Guerre en Iran : les droits des passagers face aux annulations de vols, décryptage juridique
Le conflit actuel au Moyen-Orient a provoqué l'annulation ou la reprogrammation de nombreux vols internationaux, perturbant les routes aériennes majeures entre l'Europe, l'Asie, l'Afrique et l'Australie via des hubs comme Dubaï, Doha ou Abou Dhabi. Des avions stationnent à l'aéroport international Soekarno-Hatta en Indonésie, illustrant l'impact mondial. Juridiquement, quels sont les droits des passagers ? Quels remboursements et recours sont possibles ? Eric Napoli, responsable juridique de la plateforme AirHelp et spécialiste des droits des voyageurs aériens, répond à ces questions cruciales.
Les bases juridiques en cas de crise aérienne
Des milliers de passagers sont actuellement bloqués au Moyen-Orient et en Asie, en attente d'un vol retour. D'un point de vue juridique, le conflit est considéré comme une circonstance extraordinaire au sens du règlement (CE) 261/2004, ce qui exonère les compagnies aériennes de l'indemnisation standard de 250 à 600 euros. Cependant, les passagers conservent des droits importants. Ils doivent se voir proposer soit un remboursement intégral dans un délai de sept jours, soit un réacheminement vers leur destination finale dans les meilleurs délais. Les remboursements ne peuvent pas être remplacés par des bons ou des avoirs sans consentement écrit explicite du passager.
Obligations d'assistance et actions recommandées
L'obligation d'assistance continue de s'appliquer, même en cas de perturbations liées à un conflit, comme confirmé par la Cour de justice de l'Union européenne dans l'affaire McDonagh contre Ryanair (2013). Les compagnies aériennes doivent prendre en charge les dépenses raisonnables pour les repas, l'hébergement et le transport. Si un vol est toujours indiqué mais semble évident qu'il n'aura pas lieu, les passagers ne doivent pas annuler eux-mêmes leur billet, car cela pourrait être considéré comme une annulation volontaire.

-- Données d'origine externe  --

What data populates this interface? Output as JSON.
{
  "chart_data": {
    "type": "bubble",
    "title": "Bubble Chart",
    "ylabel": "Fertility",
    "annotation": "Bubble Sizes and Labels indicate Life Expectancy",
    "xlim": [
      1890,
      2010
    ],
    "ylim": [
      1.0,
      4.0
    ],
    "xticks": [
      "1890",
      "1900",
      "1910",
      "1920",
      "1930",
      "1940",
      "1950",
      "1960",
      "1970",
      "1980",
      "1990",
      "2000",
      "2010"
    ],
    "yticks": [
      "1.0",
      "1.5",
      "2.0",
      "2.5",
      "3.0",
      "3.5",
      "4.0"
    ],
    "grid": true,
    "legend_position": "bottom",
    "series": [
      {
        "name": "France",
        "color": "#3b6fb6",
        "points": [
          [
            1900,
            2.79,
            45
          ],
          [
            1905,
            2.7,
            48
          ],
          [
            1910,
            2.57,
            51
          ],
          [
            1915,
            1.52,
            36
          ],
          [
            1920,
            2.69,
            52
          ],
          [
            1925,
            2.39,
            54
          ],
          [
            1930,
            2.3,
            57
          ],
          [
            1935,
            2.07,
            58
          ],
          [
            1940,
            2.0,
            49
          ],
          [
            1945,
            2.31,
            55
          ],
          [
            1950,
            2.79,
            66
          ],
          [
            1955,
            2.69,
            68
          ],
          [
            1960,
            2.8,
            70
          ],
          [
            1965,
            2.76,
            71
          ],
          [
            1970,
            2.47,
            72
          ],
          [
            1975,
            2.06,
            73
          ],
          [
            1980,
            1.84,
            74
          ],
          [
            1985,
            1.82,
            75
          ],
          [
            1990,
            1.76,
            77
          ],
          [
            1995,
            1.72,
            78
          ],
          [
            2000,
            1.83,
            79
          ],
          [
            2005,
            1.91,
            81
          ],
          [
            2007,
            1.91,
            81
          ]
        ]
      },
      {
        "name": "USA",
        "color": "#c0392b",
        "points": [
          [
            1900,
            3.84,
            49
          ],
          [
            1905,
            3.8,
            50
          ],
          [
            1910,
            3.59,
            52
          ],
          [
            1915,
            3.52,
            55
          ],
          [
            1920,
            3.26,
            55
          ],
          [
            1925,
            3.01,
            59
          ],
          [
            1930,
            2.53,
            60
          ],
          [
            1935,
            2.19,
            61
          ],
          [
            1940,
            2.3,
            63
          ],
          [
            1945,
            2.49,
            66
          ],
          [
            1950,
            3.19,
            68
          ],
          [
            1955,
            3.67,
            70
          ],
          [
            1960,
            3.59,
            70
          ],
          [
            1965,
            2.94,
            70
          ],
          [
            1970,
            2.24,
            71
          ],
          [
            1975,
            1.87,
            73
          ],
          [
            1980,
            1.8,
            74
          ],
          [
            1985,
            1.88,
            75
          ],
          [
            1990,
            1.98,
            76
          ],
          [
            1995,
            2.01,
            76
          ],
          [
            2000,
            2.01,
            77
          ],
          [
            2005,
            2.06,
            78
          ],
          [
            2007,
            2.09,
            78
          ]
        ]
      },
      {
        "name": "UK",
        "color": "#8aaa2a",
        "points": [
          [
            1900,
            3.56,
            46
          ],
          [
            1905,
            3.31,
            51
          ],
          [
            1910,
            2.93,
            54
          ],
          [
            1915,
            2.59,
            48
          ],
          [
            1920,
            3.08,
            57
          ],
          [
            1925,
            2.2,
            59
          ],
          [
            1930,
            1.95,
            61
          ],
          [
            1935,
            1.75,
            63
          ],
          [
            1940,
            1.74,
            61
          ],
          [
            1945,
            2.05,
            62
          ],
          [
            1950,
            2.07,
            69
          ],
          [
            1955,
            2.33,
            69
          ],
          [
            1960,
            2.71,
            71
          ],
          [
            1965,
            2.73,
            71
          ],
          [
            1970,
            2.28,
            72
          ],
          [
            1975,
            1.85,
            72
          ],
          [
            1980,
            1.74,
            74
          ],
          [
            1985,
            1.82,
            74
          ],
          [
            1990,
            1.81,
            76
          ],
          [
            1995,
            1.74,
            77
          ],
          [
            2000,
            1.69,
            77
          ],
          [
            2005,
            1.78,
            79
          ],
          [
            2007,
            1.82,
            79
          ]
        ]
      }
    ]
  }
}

Il faut contacter immédiatement la compagnie par écrit pour obtenir une confirmation officielle du statut du vol et des options de réacheminement.
Procédures de réclamation et remboursements
Si la compagnie aérienne ne répond pas, documentez toutes les tentatives de contact. Après avoir donné à la compagnie une possibilité raisonnable de proposer un réacheminement, les passagers peuvent organiser eux-mêmes une solution de voyage alternative, en conservant tous les justificatifs. Le coût d'un billet comparable peut être remboursé, même s'il est plus élevé que le tarif initial. Pour les frais de repas, boissons ou hébergement, il n'existe pas de plafond fixe, mais les dépenses doivent être raisonnables et nécessaires. Les demandes doivent être adressées directement à la compagnie aérienne, en citant les articles 8 et 9 du règlement CE261. Le remboursement du billet doit intervenir dans un délai de sept jours, tandis que celui des frais d'assistance peut prendre plusieurs semaines.